Ce passage constitue par conséquent un élément charnière dans l’évangile de Marc et dans l’histoire du Salut adressé en premier lieu aux Juifs, ensuite aux païens. L’importance du texte est encore relevé par le nom attribué à Jésus par la femme « Seigneur », seul cas dans l’évangile de Marc où Jésus est interpellé de la sorte.
Le même récit repris par Matthieu apporte quelques nuances. Premièrement, chez Matthieu, la péricope ressemble plus à un dialogue qu’à un récit. Deuxièmement, au niveau exégétique, on remarque que le Jésus de Matthieu oppose trois refus à la Cananéenne [10], alors que chez Marc, il ne s’agissait que d’un seul. « La distance entre le Sauveur et les Nations (païennes) est atténuée par Marc » [11]. Troisièmement, les disciples n’ayant joué aucun rôle chez Marc, dans l’évangile de Matthieu au contraire, c’est eux qui demandent à Jésus de renvoyer la femme. Enfin, Jésus lui-même répond d’une manière différente chez Matthieu à la Cananéenne : « Je n’ai été envoyé qu’aux brebis perdues de la maison d’Israël » (Mt XV, 24). Quant à la réplique de la femme elle est légèrement modifiée. L’image symbolique du chien reste, mais si elle est utilisée et reprise telle quelle par Jésus, dans la bouche de la Cananéenne, on note une précision à peine perceptible : « justement les petits chiens mangent les miettes qui tombent de la table de leurs maîtres » (Mt XV, 27).

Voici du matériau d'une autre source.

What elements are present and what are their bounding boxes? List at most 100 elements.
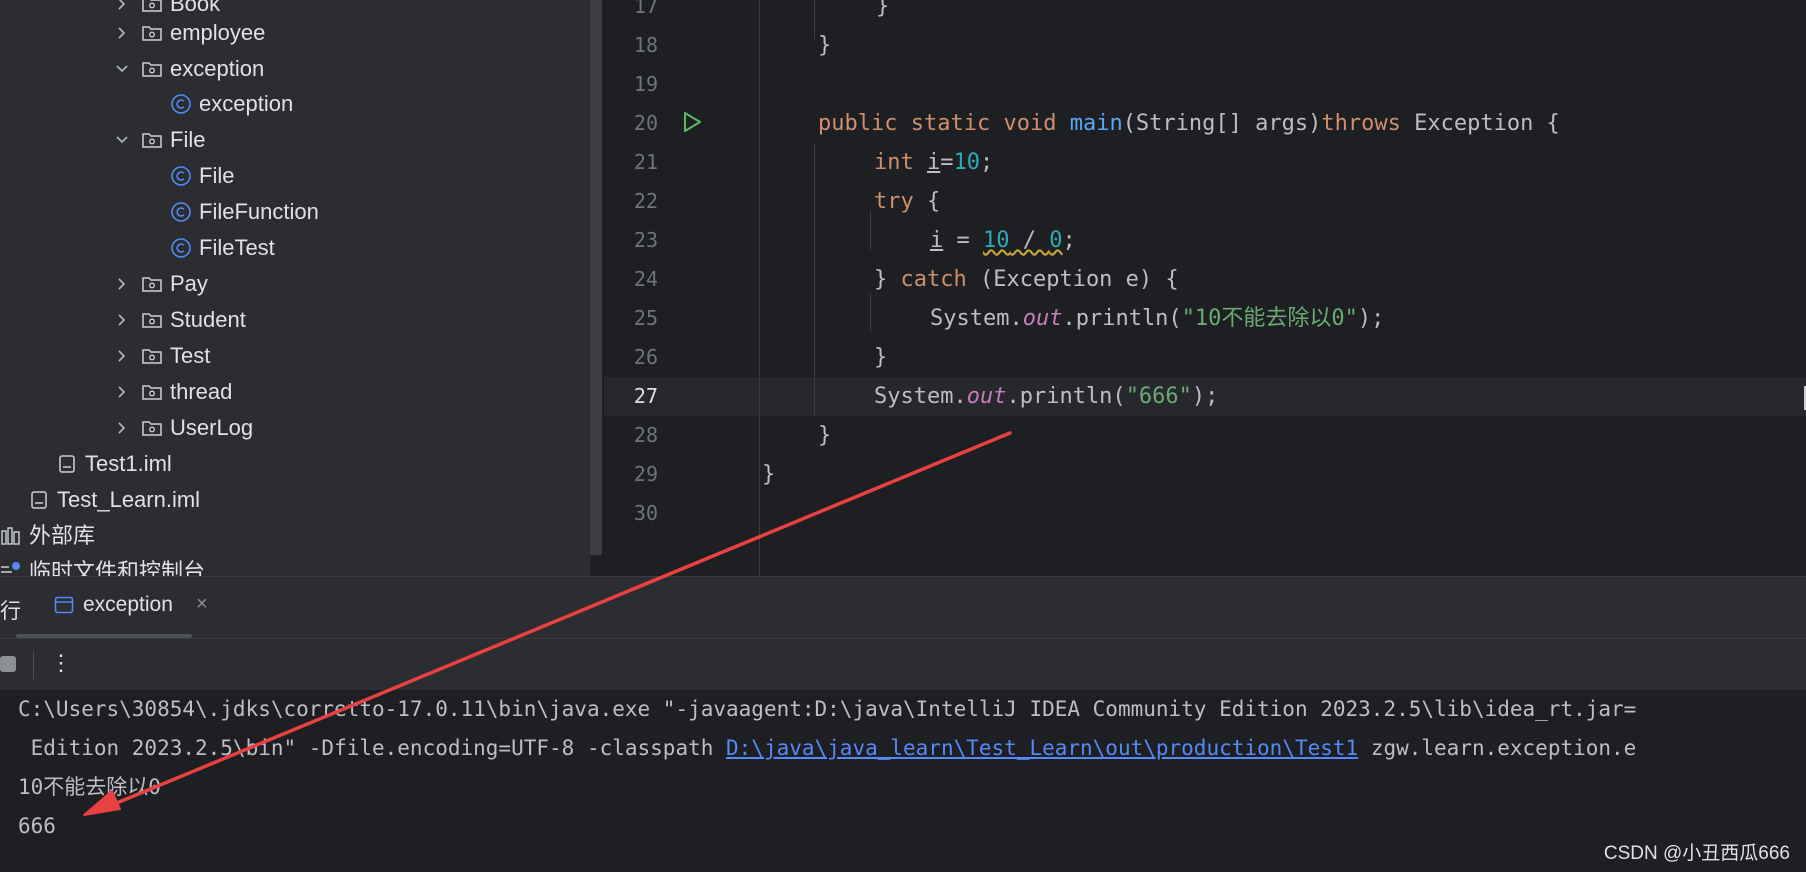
variable-token: i [927,150,941,175]
module-file-icon [28,489,50,511]
chevron-right-icon[interactable] [114,312,130,328]
more-options-icon[interactable]: ⋮ [50,648,72,678]
folder-icon [141,58,163,80]
run-tool-window-label[interactable]: 行 [0,595,21,625]
console-window-icon [54,595,74,615]
line-number: 30 [633,501,658,525]
module-file-icon [56,453,78,475]
folder-icon [141,0,163,15]
tree-item-label: Test [170,343,211,368]
code-token: { [913,189,941,214]
classpath-link[interactable]: D:\java\java_learn\Test_Learn\out\produc… [726,736,1358,760]
tree-item-label: 外部库 [29,523,96,548]
code-token: System. [874,384,967,409]
code-line: } [818,416,831,455]
code-line: } [876,0,889,26]
code-token: } [874,267,901,292]
console-line-output: 10不能去除以0 [18,775,161,799]
tree-item-label: FileTest [199,235,275,260]
indent-guide [870,211,871,250]
code-token: .println( [1006,384,1126,409]
tree-item-label: employee [170,20,266,45]
folder-icon [141,309,163,331]
tree-item-label: 临时文件和控制台 [29,559,206,576]
keyword-token: void [1003,111,1057,136]
code-line: System.out.println("10不能去除以0"); [930,299,1384,338]
code-token: (String[] args) [1122,111,1322,136]
static-field-token: out [1022,306,1063,331]
number-token: 0 [1049,228,1063,253]
tree-item-label: FileFunction [199,199,319,224]
chevron-right-icon[interactable] [114,348,130,364]
console-output[interactable]: C:\Users\30854\.jdks\corretto-17.0.11\bi… [0,690,1806,872]
chevron-down-icon[interactable] [114,132,130,148]
code-line: int i=10; [874,143,993,182]
close-icon[interactable]: × [196,593,208,616]
keyword-token: static [910,111,991,136]
tree-item-label: Test1.iml [85,451,172,476]
run-tab-label: exception [83,593,173,616]
keyword-token: int [874,150,914,175]
keyword-token: catch [900,267,967,292]
code-token: ; [980,150,994,175]
class-icon [170,93,192,115]
line-number: 22 [633,189,658,213]
indent-guide [870,293,871,332]
code-token: } [762,462,776,487]
indent-guide [814,143,815,416]
class-icon [170,165,192,187]
tree-item-label: exception [170,56,265,81]
chevron-right-icon[interactable] [114,0,130,12]
chevron-right-icon[interactable] [114,276,130,292]
tree-scrollbar[interactable] [590,0,602,555]
line-number: 28 [633,423,658,447]
number-token: 10 [953,150,981,175]
console-text: Edition 2023.2.5\bin" -Dfile.encoding=UT… [18,736,727,760]
code-token: = [940,150,954,175]
chevron-right-icon[interactable] [114,25,130,41]
folder-icon [141,381,163,403]
folder-icon [141,129,163,151]
code-line: try { [874,182,940,221]
run-panel-header: 行 exception × [0,576,1806,639]
string-token: "10不能去除以0" [1181,306,1358,331]
code-token: ); [1357,306,1385,331]
run-main-icon[interactable] [680,110,704,134]
tree-item-label: thread [170,379,233,404]
chevron-right-icon[interactable] [114,384,130,400]
folder-icon [141,273,163,295]
variable-token: i [930,228,944,253]
tree-item-label: Pay [170,271,208,296]
console-line-output: 666 [18,814,56,838]
code-line-main-signature: public static void main(String[] args)th… [818,104,1560,143]
tree-item-label: File [170,127,206,152]
tree-item-label: exception [199,91,294,116]
keyword-token: throws [1321,111,1401,136]
code-line: i = 10 / 0; [930,221,1076,260]
code-token: System. [930,306,1023,331]
code-line: } catch (Exception e) { [874,260,1179,299]
code-token: ; [1062,228,1076,253]
code-line-current: System.out.println("666"); [874,377,1218,416]
chevron-right-icon[interactable] [114,420,130,436]
code-token: } [818,423,832,448]
csdn-watermark: CSDN @小丑西瓜666 [1603,843,1790,864]
code-line: } [762,455,775,494]
code-token: } [818,33,832,58]
console-line-command: C:\Users\30854\.jdks\corretto-17.0.11\bi… [18,697,1637,721]
library-icon [0,525,22,547]
code-token: (Exception e) { [966,267,1179,292]
code-token: Exception { [1400,111,1560,136]
method-name-token: main [1069,111,1123,136]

Or si chez Matthieu les petits chiens mangent les miettes qui tombent de la table de leurs maîtres, chez Marc, les petits chiens mangent sous la table les miettes des enfants. « Pour Matthieu, les Juifs sont comparés aux maîtres, pour Marc à des enfants » [12]. Malgré ces nuances, l’emploi par les deux évangiles du mot chien pour désigner les païens reste négatif. Jésus, comme la femme, utilise le terme signifiant « petit chien » voire « chiot ». Même si le diminutif adoucit un peu l’expression, il reste a priori plutôt dans le registre négatif et méprisant. Jésus reprend ici sous le vocable de chien la signification que les Juifs, considérés comme enfants de Dieu (Ex IV, 22 ; Is XXX,1), attribuaient aux païens. Mais à ce sujet aussi, l’exégèse ne défend pas une opinion, mais plusieurs.
Pour certains, dont le théologien allemand R. Schnackenburg qui s’appuie sur P. Billerbeck, l’injure fait plutôt allusion aux « chiens de rue vivant dans un état quasi sauvage » [13], Jésus évoquant alors les chiens avec un diminutif, pense plutôt « et c’est d’ailleurs ce que la femme comprend dans sa réponse -(aux) animaux domestiques vivant à la maison de leurs maîtres ».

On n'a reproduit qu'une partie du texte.